I hope the framework I've just introduced helps clarify what I find unpromising about these theories. By construction, any agent you can actually design and run is a single element of S (a "practical strategy"), so every fact about rationality that can be incorporated into agent design gets "hidden inside" the individual s∈S, and the only things you can learn from the "ideal theory" R are things which can't fit into a practical strategy.
For example, suppose (reasonably) that model averaging and complexity penalties are broadly good ideas that lead to good results. But all of the model averaging and complexity penalization that can be done computably happens inside some Turing machine or other, at the level "below" Solomonoff. Thus Solomonoff only tells you about the extra advantage you can get by doing these things uncomputably. Any kind of nice Bayesian average over Turing machines that can happen computably is (of course) just another Turing machine.
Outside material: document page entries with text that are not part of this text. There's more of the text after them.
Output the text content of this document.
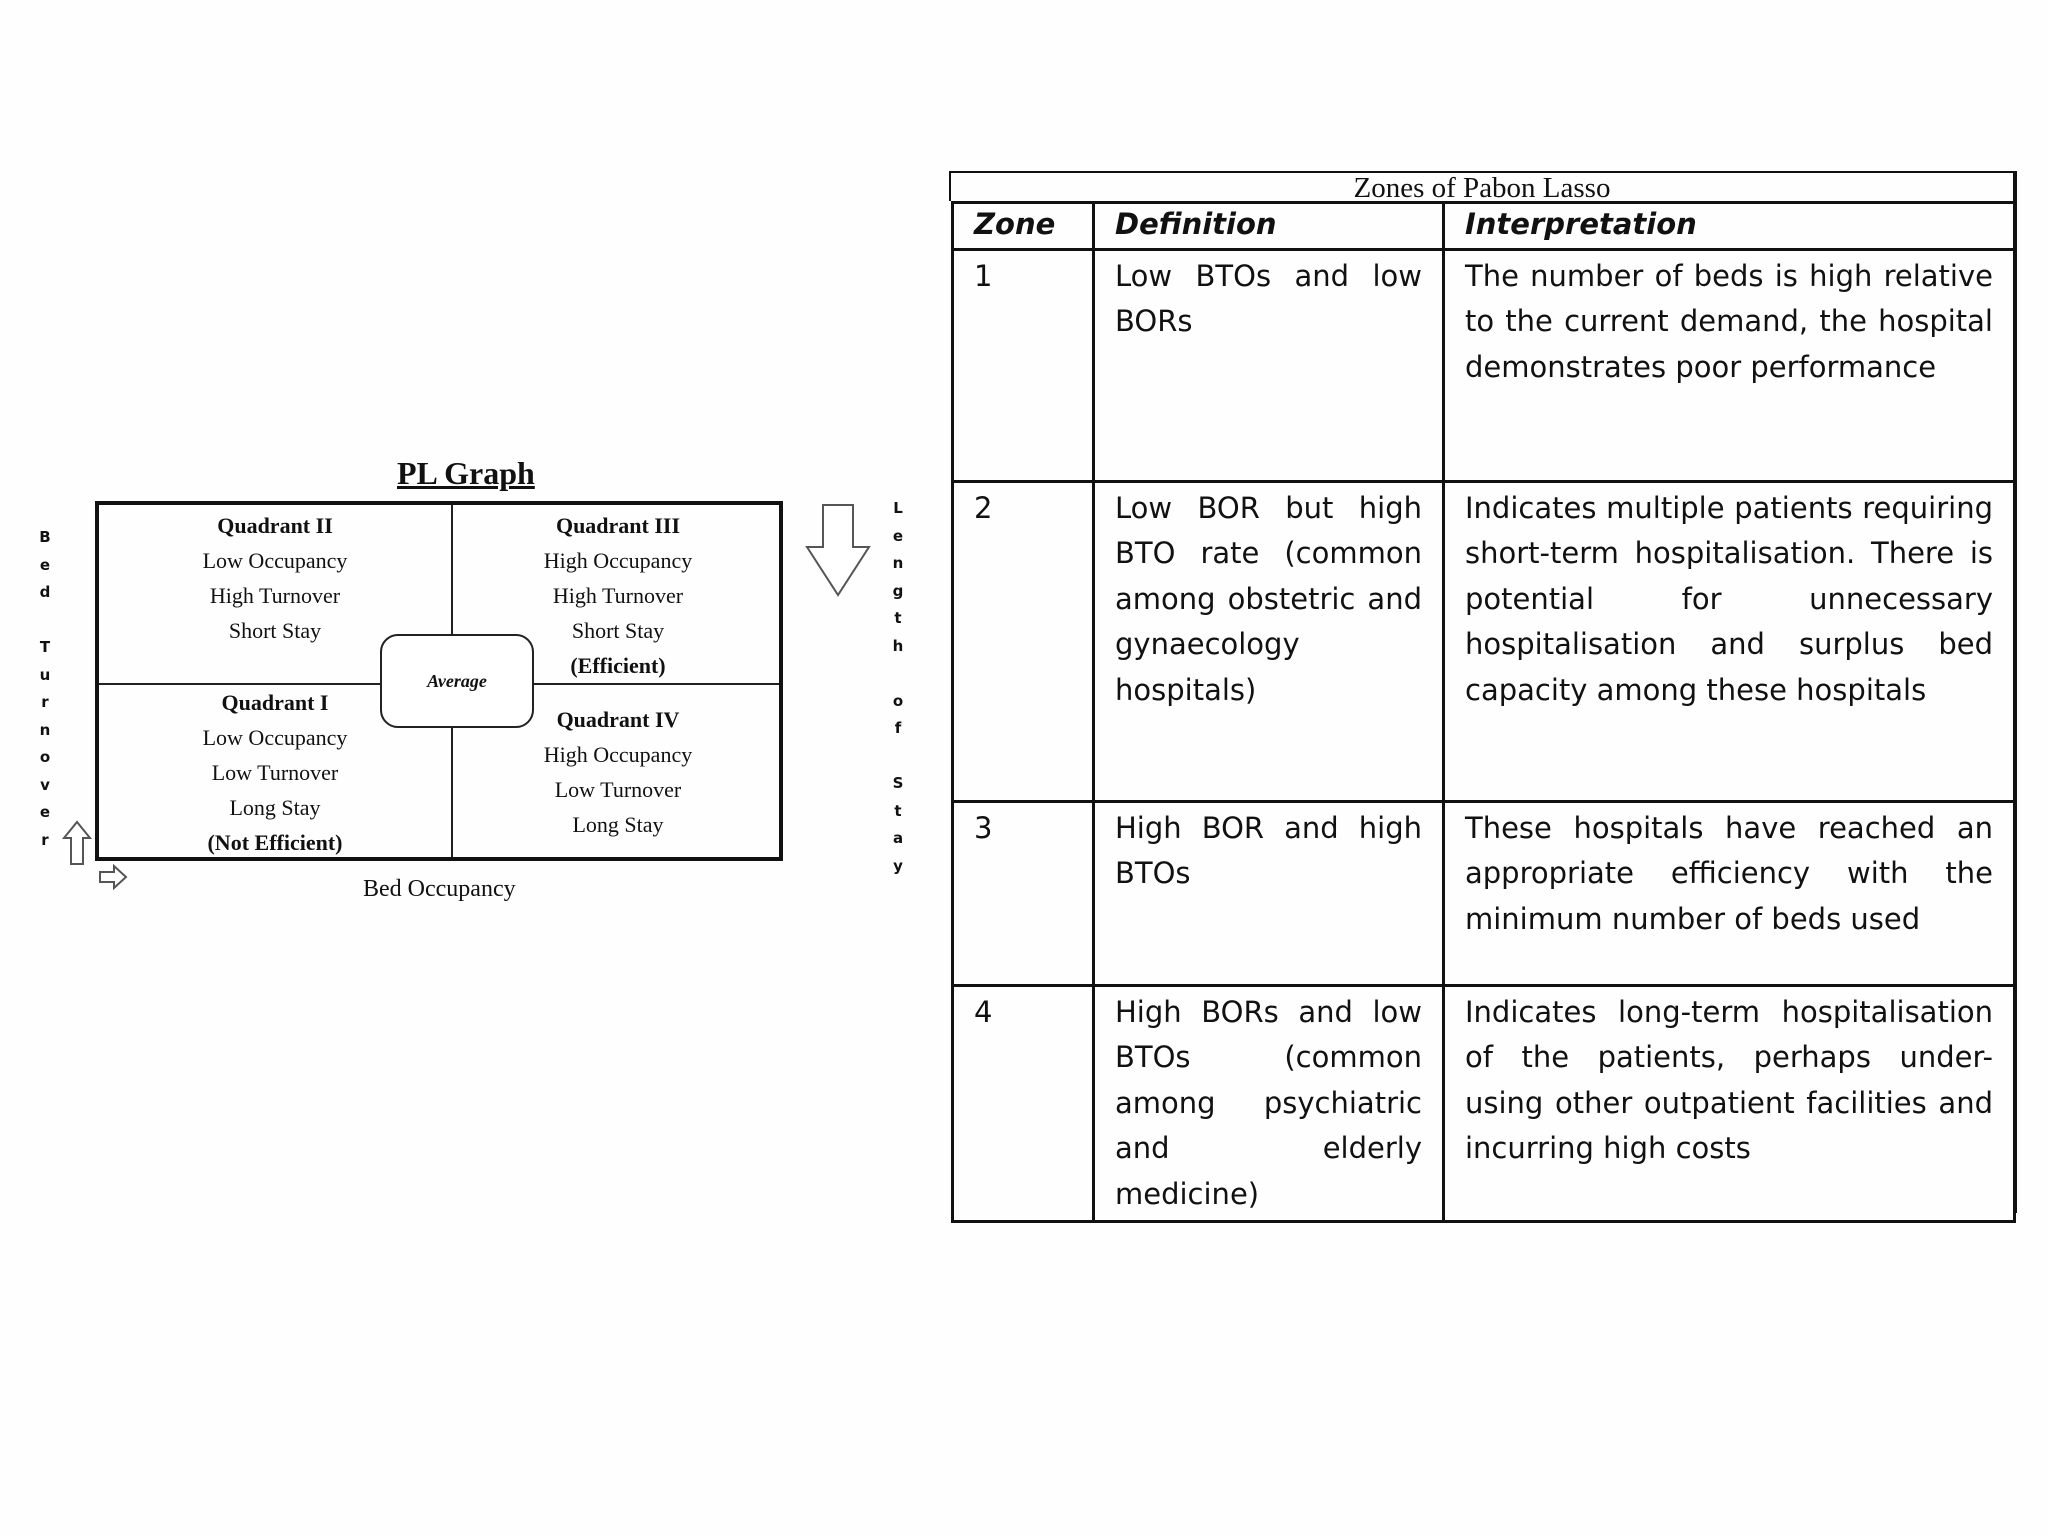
PL Graph
Quadrant II
Low Occupancy
High Turnover
Short Stay
Quadrant III
High Occupancy
High Turnover
Short Stay
(Efficient)
Quadrant I
Low Occupancy
Low Turnover
Long Stay
(Not Efficient)
Quadrant IV
High Occupancy
Low Turnover
Long Stay
Average
Bed Occupancy
B
e
d

T
u
r
n
o
v
e
r
L
e
n
g
t
h

o
f

S
t
a
y
Zones of Pabon Lasso
Zone	Definition	Interpretation
1	Low BTOs and low BORs	The number of beds is high relative to the current demand, the hospital demonstrates poor performance
2	Low BOR but high BTO rate (common among obstetric and gynaecology hospitals)	Indicates multiple patients requiring short-term hospitalisation. There is potential for unnecessary hospitalisation and surplus bed capacity among these hospitals
3	High BOR and high BTOs	These hospitals have reached an appropriate efficiency with the minimum number of beds used
4	High BORs and low BTOs (common among psychiatric and elderly medicine)	Indicates long-term hospitalisation of the patients, perhaps under-using other outpatient facilities and incurring high costs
This also explains why I find it misleading to say that good practical strategies constitute "approximations to" an ideal theory of this type. Of course, since R just says to follow the best strategies in S, if you are following a very good strategy in S your behavior will tend to be close to that of R. But this cannot be attributed to any of the searching over S that R does, since you are not doing a search over S; you are executing a single member of S and ignoring the others. Any searching that can be done practically collapses down to a single practical strategy, and any that doesn't is not practical.
Concretely, this talk of approximations is like saying that a very successful chess player "approximates" the rule "consult all possible chess players, then weight their moves by past performance." Yes, the skilled player will play similarly to this rule, but they are not following it, not even approximately! They are only themselves, not any other player.
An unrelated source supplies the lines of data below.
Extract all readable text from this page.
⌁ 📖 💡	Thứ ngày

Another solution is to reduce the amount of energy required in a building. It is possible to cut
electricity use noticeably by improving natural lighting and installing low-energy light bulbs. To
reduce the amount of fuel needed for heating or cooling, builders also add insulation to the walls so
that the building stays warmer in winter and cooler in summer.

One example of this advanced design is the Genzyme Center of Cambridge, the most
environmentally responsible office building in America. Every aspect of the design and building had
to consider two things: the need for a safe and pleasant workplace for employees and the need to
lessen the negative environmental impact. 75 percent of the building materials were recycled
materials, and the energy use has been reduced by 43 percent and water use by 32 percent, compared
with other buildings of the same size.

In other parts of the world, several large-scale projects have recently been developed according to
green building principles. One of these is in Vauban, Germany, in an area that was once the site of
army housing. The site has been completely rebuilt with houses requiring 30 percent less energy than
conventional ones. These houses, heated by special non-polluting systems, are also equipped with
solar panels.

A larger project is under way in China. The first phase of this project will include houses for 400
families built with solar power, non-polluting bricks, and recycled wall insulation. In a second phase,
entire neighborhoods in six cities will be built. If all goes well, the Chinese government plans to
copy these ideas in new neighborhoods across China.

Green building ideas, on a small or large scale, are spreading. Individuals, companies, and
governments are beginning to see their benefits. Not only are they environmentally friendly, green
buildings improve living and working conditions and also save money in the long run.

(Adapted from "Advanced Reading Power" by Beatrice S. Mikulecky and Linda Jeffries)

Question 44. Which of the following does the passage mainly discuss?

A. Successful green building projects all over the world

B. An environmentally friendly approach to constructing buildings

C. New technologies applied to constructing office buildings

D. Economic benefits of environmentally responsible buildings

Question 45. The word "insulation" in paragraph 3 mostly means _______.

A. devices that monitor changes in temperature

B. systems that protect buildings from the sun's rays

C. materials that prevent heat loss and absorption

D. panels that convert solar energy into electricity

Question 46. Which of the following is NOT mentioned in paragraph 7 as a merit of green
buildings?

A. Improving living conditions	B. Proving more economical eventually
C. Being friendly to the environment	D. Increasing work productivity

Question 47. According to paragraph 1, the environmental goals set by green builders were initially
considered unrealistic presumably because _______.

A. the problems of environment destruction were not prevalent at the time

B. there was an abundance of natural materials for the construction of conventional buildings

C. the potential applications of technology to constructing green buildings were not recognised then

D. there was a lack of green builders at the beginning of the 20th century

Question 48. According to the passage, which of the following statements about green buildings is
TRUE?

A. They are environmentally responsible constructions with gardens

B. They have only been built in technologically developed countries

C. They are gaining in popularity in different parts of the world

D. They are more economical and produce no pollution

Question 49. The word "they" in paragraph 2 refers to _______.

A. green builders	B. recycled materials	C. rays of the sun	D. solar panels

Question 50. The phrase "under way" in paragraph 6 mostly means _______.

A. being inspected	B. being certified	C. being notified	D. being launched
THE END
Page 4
Any theory of ideal rationality that wants to be a guide for embedded agents will have to be constrained in the same ways the agents are. But theories of ideal rationality usually get all of their content by going to a level above the agents they judge. So this new theory would have to be a very different sort of thing.
To state all this more pithily: if we design the search space to contains everything feasible, then rationality-as-search has no feasible implications. If rationality-as-search is to have feasible implications, then the search space must be weak enough for there to be something feasible that is not a point in the search space.